Mayla glanced at her. "You do not have to."
"I know," Aubrelle replied. "That is why I am staying because I want to. Besides, leaving you alone after all this would be poor taste, and I have very refined taste."
Pipin chirped in agreement, which ruined some of the elegance.
Cynthia stood as well, smoothing her clothes with a nervous gesture that slowly became more composed. "I will go back with Trafalgar. The academy is on the way, and I think… I think walking might help my head stop spinning."
"It may not stop," Trafalgar said. "Mine rarely does."
"That is not a comforting thing to say, you know?."
Mayla walked them to the door with Aubrelle beside her, Pipin perched proudly on her shoulder as if the bird had personally survived the conversation through superior discipline. Mayla adjusted Trafalgar's collar with quiet familiarity before stepping back. Aubrelle offered Cynthia a softer farewell, reminding her that she could return without needing Trafalgar as an excuse, which made Cynthia flush so quickly that even Trafalgar had the decency not to comment.

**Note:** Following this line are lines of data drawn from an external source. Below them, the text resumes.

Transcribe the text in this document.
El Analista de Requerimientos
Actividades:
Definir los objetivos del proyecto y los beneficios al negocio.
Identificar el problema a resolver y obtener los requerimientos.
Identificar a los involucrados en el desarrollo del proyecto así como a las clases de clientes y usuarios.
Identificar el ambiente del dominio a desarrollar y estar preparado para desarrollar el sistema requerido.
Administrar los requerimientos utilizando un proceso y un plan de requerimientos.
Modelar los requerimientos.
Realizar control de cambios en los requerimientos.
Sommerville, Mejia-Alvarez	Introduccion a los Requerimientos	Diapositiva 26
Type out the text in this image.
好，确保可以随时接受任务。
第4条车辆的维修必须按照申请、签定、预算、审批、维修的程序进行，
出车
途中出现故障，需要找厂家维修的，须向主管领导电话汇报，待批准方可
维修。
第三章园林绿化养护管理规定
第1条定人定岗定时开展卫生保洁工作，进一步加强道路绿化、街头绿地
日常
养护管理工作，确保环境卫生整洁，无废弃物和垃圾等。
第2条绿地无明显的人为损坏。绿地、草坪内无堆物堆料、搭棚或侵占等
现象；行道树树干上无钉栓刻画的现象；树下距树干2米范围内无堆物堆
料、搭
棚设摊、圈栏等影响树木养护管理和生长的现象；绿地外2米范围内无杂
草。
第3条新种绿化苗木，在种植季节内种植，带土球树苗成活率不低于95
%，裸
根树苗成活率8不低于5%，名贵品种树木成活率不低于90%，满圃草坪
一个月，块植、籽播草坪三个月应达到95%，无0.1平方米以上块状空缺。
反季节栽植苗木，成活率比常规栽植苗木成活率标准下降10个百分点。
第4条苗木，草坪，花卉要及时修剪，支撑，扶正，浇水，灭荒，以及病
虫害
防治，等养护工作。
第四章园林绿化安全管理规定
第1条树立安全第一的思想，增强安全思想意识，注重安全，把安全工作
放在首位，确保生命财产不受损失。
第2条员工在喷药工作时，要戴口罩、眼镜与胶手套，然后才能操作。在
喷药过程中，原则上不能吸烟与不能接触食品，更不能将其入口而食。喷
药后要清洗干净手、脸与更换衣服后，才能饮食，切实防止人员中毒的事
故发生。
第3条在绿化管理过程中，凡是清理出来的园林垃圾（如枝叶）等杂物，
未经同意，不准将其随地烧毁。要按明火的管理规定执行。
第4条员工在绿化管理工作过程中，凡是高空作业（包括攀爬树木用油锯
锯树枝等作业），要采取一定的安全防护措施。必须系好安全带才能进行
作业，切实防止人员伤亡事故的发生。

A few minutes later, Trafalgar and Cynthia left the apartment and stepped into the corridor together.
Behind them, Mayla's home remained warm, guarded by two women and a bird that now knew far too many dangerous truths. Ahead, the northern currents of Velkaris waited, along with the station and the twenty-minute train ride back to the academy.
Cynthia walked beside Trafalgar in silence at first, quieter than when she had arrived, but no longer outside the circle he had drawn around his life.
And somewhere between the apartment door and the station lights, she finally said, "There is something I want to ask you before we reach the academy."